The primary outcomes were efficiency measures including time from PSC door-in to PSC door-out, time from PSC door to CSC groin puncture, and 90-day modified Rankin scale score (range, 0–6; scores of 0–2 indicate a good outcome).

The investigators reported that of the 101 patients transferred, 70 patients met the inclusion criteria during the study period.

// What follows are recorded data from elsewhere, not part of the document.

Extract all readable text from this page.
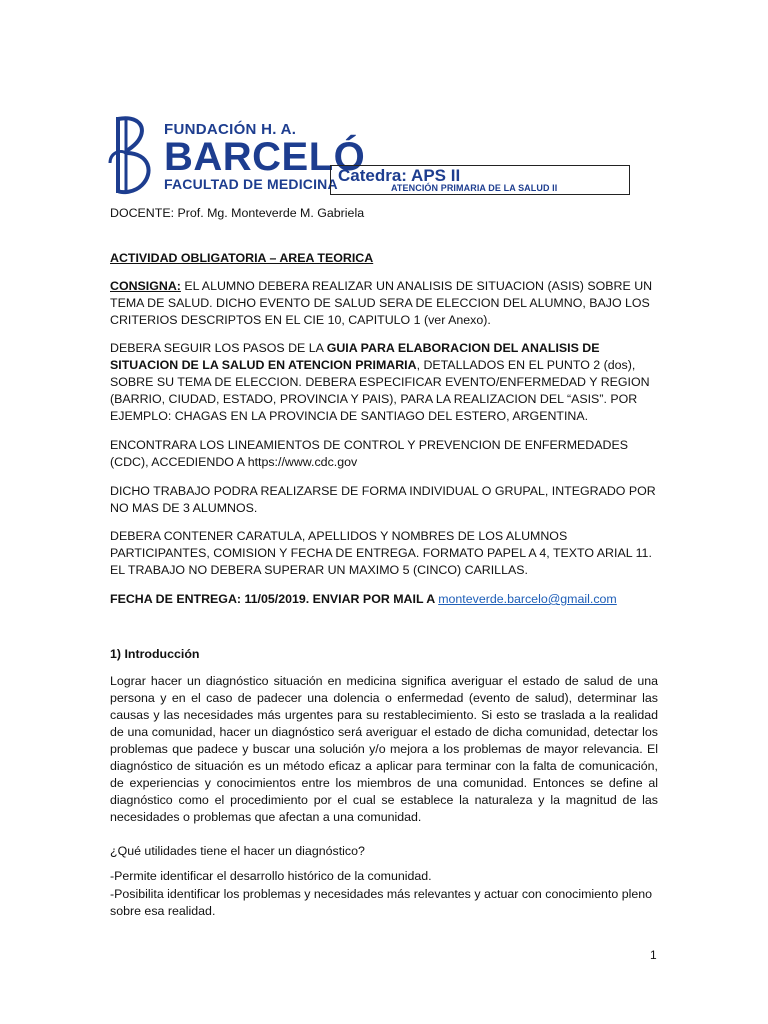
FUNDACIÓN H. A.
BARCELÓ
FACULTAD DE MEDICINA Catedra: APS II
ATENCIÓN PRIMARIA DE LA SALUD II
DOCENTE: Prof. Mg. Monteverde M. Gabriela
ACTIVIDAD OBLIGATORIA – AREA TEORICA
CONSIGNA: EL ALUMNO DEBERA REALIZAR UN ANALISIS DE SITUACION (ASIS) SOBRE UN TEMA DE SALUD. DICHO EVENTO DE SALUD SERA DE ELECCION DEL ALUMNO, BAJO LOS CRITERIOS DESCRIPTOS EN EL CIE 10, CAPITULO 1 (ver Anexo).
DEBERA SEGUIR LOS PASOS DE LA GUIA PARA ELABORACION DEL ANALISIS DE SITUACION DE LA SALUD EN ATENCION PRIMARIA, DETALLADOS EN EL PUNTO 2 (dos), SOBRE SU TEMA DE ELECCION. DEBERA ESPECIFICAR EVENTO/ENFERMEDAD Y REGION (BARRIO, CIUDAD, ESTADO, PROVINCIA Y PAIS), PARA LA REALIZACION DEL “ASIS”. POR EJEMPLO: CHAGAS EN LA PROVINCIA DE SANTIAGO DEL ESTERO, ARGENTINA.
ENCONTRARA LOS LINEAMIENTOS DE CONTROL Y PREVENCION DE ENFERMEDADES (CDC), ACCEDIENDO A https://www.cdc.gov
DICHO TRABAJO PODRA REALIZARSE DE FORMA INDIVIDUAL O GRUPAL, INTEGRADO POR NO MAS DE 3 ALUMNOS.
DEBERA CONTENER CARATULA, APELLIDOS Y NOMBRES DE LOS ALUMNOS PARTICIPANTES, COMISION Y FECHA DE ENTREGA. FORMATO PAPEL A 4, TEXTO ARIAL 11. EL TRABAJO NO DEBERA SUPERAR UN MAXIMO 5 (CINCO) CARILLAS.
FECHA DE ENTREGA: 11/05/2019. ENVIAR POR MAIL A monteverde.barcelo@gmail.com
1) Introducción
Lograr hacer un diagnóstico situación en medicina significa averiguar el estado de salud de una persona y en el caso de padecer una dolencia o enfermedad (evento de salud), determinar las causas y las necesidades más urgentes para su restablecimiento. Si esto se traslada a la realidad de una comunidad, hacer un diagnóstico será averiguar el estado de dicha comunidad, detectar los problemas que padece y buscar una solución y/o mejora a los problemas de mayor relevancia. El diagnóstico de situación es un método eficaz a aplicar para terminar con la falta de comunicación, de experiencias y conocimientos entre los miembros de una comunidad. Entonces se define al diagnóstico como el procedimiento por el cual se establece la naturaleza y la magnitud de las necesidades o problemas que afectan a una comunidad.
¿Qué utilidades tiene el hacer un diagnóstico?
-Permite identificar el desarrollo histórico de la comunidad.
-Posibilita identificar los problemas y necesidades más relevantes y actuar con conocimiento pleno sobre esa realidad.
1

The protocol was partially executed for 48 patients (68.6%; mean age, 77 years [interquartile range, 65–84 years]; 22 [45%] were women). The protocol was fully executed for 22 patients (31.4%; mean age, 76 years [interquartile range, 59–86 years]; 13 [59.1%] were women).

When fully executed, the protocol was associated with a reduction in the median time for PSC arrival to CSC groin puncture from 151 minutes (95% confidence [CI], 141–166 min) to 111 minutes (95% CI, 88–130 min; P < .001). This was primarily related to an improvement in the time from PSC door-in to door-out that reduced from a median time of 104 minutes (95% CI, 82–112 min) to a median time of 64 minutes (95% CI, 51–71 min; P < .001). When the protocol was fully executed, patients were twice as likely to have favorable outcomes (50% vs 25%; P < .04), stated the investigators in JAMA: Neurology.